Montag, 30. September 2024
Namasté -07
Der LKW holpert nun schon seit ein paar Stunden auf der unebenen Sandpiste seinem Ziel entgegen. Stocksteif sitze ich auf dem Beifahrersitz, halte mich beidhändig an der Sitzfläche fest und starre durch die verdreckte Windschutzscheibe. Der Fahrer wirft mir immer wieder verstohlene Blicke zu. Alle paar Minuten wendet er leicht den Kopf von der Straße ab, um mich fragend anzuschauen.

Ich kann mir denken, welche Frage in seinem Kopf herumgeistert.

'Was macht eine junge Frau alleine, ohne Mann, hier in dieser Gegend?'

Ich schweige und seufze innerlich von Zeit zu Zeit. Es ist schon gegen Mittag, als ich vor uns die ersten Hütten erkennen kann. Nur noch ein paar Minuten und ich werde da sein. Der Gedanke, bald wieder ‚zuhause‘ zu sein, weckt gemischte Gefühle in mir. Auf der einen Seite freue ich mich darauf Mataji und meine Geschwister wieder zu sehen, sie in die Arme zu schließen und wieder mit ihnen lachen zu können. Gleichzeitig steigt in mir eine unbestimmte Furcht hoch. Furcht vor den Blicken, die Pitaji und die anderen mir sicher zuwerfen werden.

Meine Gedanken fahren Karussell:
'Werde ich Abneigung in ihren Augen vorfinden? Schließlich bin ich vor vielen Jahren aus unserem Dorf geflohen. Oder wird eher Erstaunen und eventuell sogar Bewunderung in ihren Augen zu sehen sein?
Nein, Bewunderung bestimmt nicht. Wahrscheinlich wird es eine Mischung aus Abneigung und Erstaunen sein. Oder doch eher Verachtung und Hass?
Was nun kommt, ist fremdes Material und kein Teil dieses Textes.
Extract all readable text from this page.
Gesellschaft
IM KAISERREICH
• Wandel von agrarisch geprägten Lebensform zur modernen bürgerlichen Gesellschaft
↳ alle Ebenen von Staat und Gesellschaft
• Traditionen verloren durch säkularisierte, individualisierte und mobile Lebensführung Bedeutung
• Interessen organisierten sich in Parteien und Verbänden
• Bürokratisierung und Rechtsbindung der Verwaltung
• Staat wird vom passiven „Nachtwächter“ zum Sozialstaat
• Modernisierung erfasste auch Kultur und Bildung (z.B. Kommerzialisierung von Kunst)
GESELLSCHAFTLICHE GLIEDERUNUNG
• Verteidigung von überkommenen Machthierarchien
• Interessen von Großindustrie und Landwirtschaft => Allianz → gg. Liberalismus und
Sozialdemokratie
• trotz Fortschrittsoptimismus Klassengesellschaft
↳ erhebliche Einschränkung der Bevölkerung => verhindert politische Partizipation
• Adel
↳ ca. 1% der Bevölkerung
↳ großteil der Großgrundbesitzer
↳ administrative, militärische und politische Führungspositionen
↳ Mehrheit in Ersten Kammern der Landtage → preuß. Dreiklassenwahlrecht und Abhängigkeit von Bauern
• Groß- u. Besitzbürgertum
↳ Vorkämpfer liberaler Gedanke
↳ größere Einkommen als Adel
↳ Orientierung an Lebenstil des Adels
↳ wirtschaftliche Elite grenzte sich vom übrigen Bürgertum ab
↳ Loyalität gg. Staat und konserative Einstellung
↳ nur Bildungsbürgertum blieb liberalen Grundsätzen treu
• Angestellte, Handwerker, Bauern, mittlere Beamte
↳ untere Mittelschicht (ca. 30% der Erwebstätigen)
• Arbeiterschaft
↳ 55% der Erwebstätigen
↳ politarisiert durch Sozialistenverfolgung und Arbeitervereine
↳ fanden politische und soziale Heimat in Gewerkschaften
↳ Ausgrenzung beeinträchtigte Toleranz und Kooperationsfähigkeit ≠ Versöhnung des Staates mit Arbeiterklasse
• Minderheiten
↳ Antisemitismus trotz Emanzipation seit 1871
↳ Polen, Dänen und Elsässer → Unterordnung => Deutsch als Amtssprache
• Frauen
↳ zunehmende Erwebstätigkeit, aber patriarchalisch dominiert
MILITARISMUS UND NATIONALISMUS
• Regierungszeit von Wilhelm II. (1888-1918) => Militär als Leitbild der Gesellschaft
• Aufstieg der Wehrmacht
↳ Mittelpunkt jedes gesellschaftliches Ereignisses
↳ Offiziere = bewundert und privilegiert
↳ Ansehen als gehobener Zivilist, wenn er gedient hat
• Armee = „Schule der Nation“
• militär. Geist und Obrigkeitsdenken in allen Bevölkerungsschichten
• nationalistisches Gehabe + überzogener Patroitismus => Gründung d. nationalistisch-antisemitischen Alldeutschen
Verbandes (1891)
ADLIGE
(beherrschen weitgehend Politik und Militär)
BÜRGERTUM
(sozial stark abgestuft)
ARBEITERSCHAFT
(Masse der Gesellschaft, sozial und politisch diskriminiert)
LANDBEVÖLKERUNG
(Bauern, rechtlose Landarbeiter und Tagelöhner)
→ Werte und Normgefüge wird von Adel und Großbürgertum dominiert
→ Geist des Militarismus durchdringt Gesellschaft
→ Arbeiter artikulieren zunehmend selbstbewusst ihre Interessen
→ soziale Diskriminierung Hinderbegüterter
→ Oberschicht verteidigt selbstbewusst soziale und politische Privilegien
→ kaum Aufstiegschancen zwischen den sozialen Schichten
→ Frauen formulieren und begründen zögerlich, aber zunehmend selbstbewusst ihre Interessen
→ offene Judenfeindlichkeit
Ach, warum zerbreche ich mir überhaupt den Kopf darüber?'

Plötzlich hält der LKW mit einem Ruck, so dass ich beinahe gegen die Windschutzscheibe vor mir gestoßen wäre.

"Hier muss ich halten," erklärt der Fahrer einfach, ohne mich dabei anzuschauen.

Ich hebe die gefalteten Hände, bedanke mich und steige aus. Meine Kleidung besteht nicht aus einem Sari, sondern ich trage Rock und Bluse - europäische Kleidung eben.

Hinten am Laster stehen bereits einige Arbeiter aus dem Dorf. Sie halten respektvollen Abstand, als die Ladefläche langsam hochfährt und den Bauschutt durch Kippen entlädt. Als ich die Tür des LKWs zuschlage, heben einige den Kopf und schauen sich anschließend verwirrt an.

"Wer da wohl gekommen ist?" höre ich jemand fragen.

"Vielleicht ein neuer Aufseher," vermutet ein anderer.

"Oder jemand, der die Qualität unserer Arbeit kontrollieren soll," spekuliert jemand anderes.

Als ich in das grelle Licht der Mittagssonne trete, halten viele verwundert den Atem an.

"Eine Frau!" flüstert ein Junge, der als Erster seine Sprache wiedergefunden hat.

Verlegen schaue ich weg.

"Hey, was soll das?! Warum steht ihr hier herum? An die Arbeit mit euch!"